Current projects in HRI-JP
HRI-JP Principal Researcher Mikio Nakano
Our research is “developing models for controlling speech and action of robots.” We study robots with built in oral conversation functionality that can understand, learn and take action based on spoken language by autonomously estimating the current situation and the context. In other words these robots act because they understand human speech even though the situation may change and multiple tasks may be required.
You have probably seen a scene where robots are talking with humans on TV. In a railway company, there is an automated phone service talking with customers on the phone and issues express train tickets. However, in reality these robots are executing given tasks with fixed objectives and under fixed situations.
For robots to take various actions based on what people say, robots must be preprogrammed with many contingent behaviors available depending on conversations and various conditions. Multidomain conversation functionality is an oral conversation functionality where a number of these contingent behaviors built for each system are loaded on a single robot, and the robot flexibly chooses between these behaviors.
We need to program various conversation domains that allow multidomain conversation into a single robot for evolving “controlling speech and action of robots”. Furthermore, we need functionality to decide how to react to speech and to decide in which domain to make a conversation, and a mechanism for the robot to determine and learn unknown words.
For example, if we order a robot to “go to the meeting room”, the robot does not understand what it heard and cannot take action if it does not know what “the meeting room” means. The robot needs to know the meaning, and predict the occurrence of the phrase in the conversation. If the robot cannot predict correctly, it may totally misunderstand the context and take unexpected action.

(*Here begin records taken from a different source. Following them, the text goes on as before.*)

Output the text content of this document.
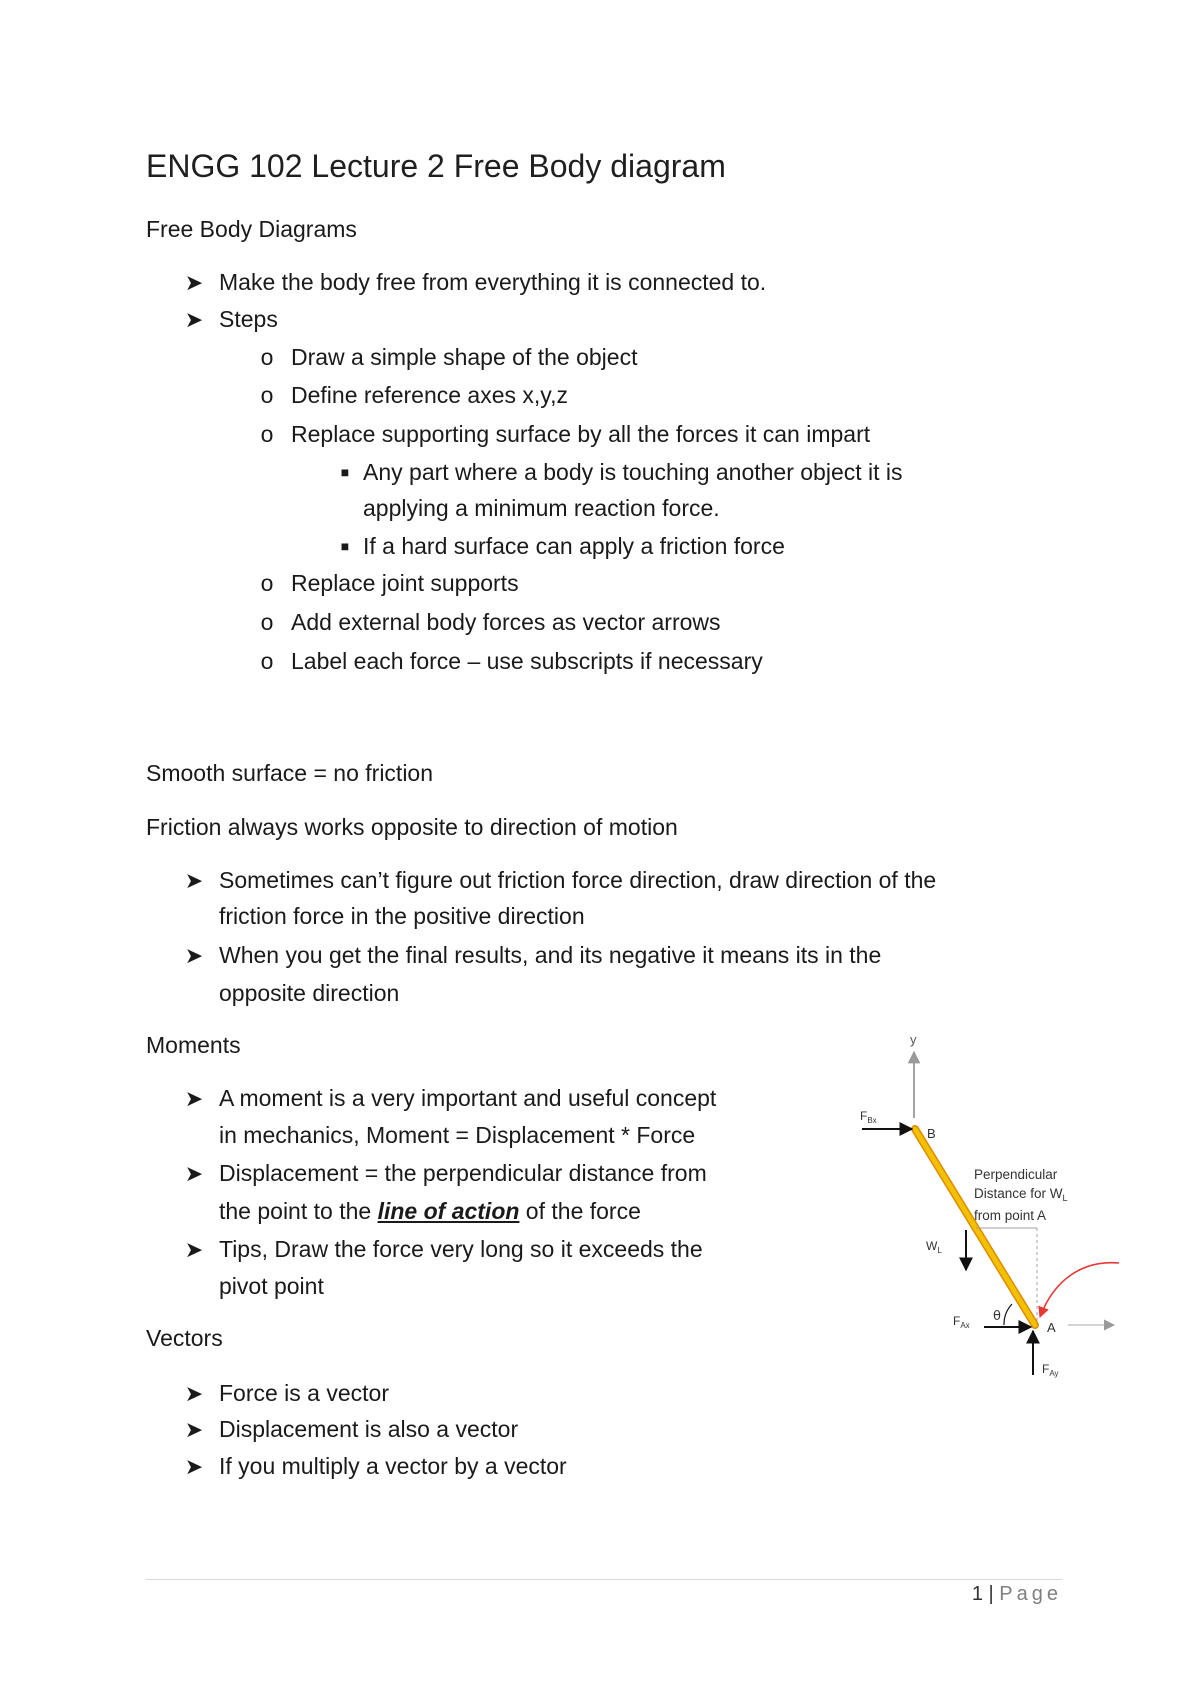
ENGG 102 Lecture 2 Free Body diagram

Free Body Diagrams

➤ Make the body free from everything it is connected to.
➤ Steps
o Draw a simple shape of the object
o Define reference axes x,y,z
o Replace supporting surface by all the forces it can impart
■ Any part where a body is touching another object it is
applying a minimum reaction force.
■ If a hard surface can apply a friction force
o Replace joint supports
o Add external body forces as vector arrows
o Label each force – use subscripts if necessary

Smooth surface = no friction

Friction always works opposite to direction of motion

➤ Sometimes can’t figure out friction force direction, draw direction of the
friction force in the positive direction
➤ When you get the final results, and its negative it means its in the
opposite direction

Moments

➤ A moment is a very important and useful concept
in mechanics, Moment = Displacement * Force
➤ Displacement = the perpendicular distance from
the point to the line of action of the force
➤ Tips, Draw the force very long so it exceeds the
pivot point

Vectors

➤ Force is a vector
➤ Displacement is also a vector
➤ If you multiply a vector by a vector
y
$F_{Bx}$
B
Perpendicular Distance for $W_L$ from point A
$W_L$
θ
$F_{Ax}$	A
$F_{Ay}$
1 | Page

Even if the robot does not recognize a phrase and realizes that it does not know the phrase, the robot may ask the counterpart human for clarification of the phrase that it did not know, learn what the phrase means, and take the correct action. Understanding and creating the mechanism of processing language is the most difficult and most interesting part of our research.
We take two approaches in our research: understanding how and why people make conversations with each other, and how people can communicate with machines. In both approaches we make actual conversation situations, analyze the vast data and build various conversation models.
What kind of mechanisms do people use to understand voices? What kind of problems are there when people talk to robots and robots do not respond? When people determine that the robot does not understand well, people talk slowly, just say the important words, or change their tone or speech pattern. These are very characteristic behaviors, and we can collect very interesting samples.
As explained above, there are many, many areas left uncovered in speech technology when considering natural voice interfaces. However, we believe that communication by voices, which is easily done by children when speaking to the elderly, is one of the most human-friendly interfaces.
When voice interfaces connecting people with robots develop in the future, we think we can build a new relationship between people and robots. We predict that in the future there will be “handbook-free” robots that listen to human speech and learn by themselves.
I am happy to learn the elaborate intellectual activities of people and the mechanism behind our language. We are not given research topics at HRI-JP, but choose and pursue our own research topics.
We feel liberated being able to choose our own topics, but there is attendant responsibility. What are the issues, what can be uncovered, and what is the output? We approach challenging research topics not as short-term tasks but as steps to achieving long-term goals.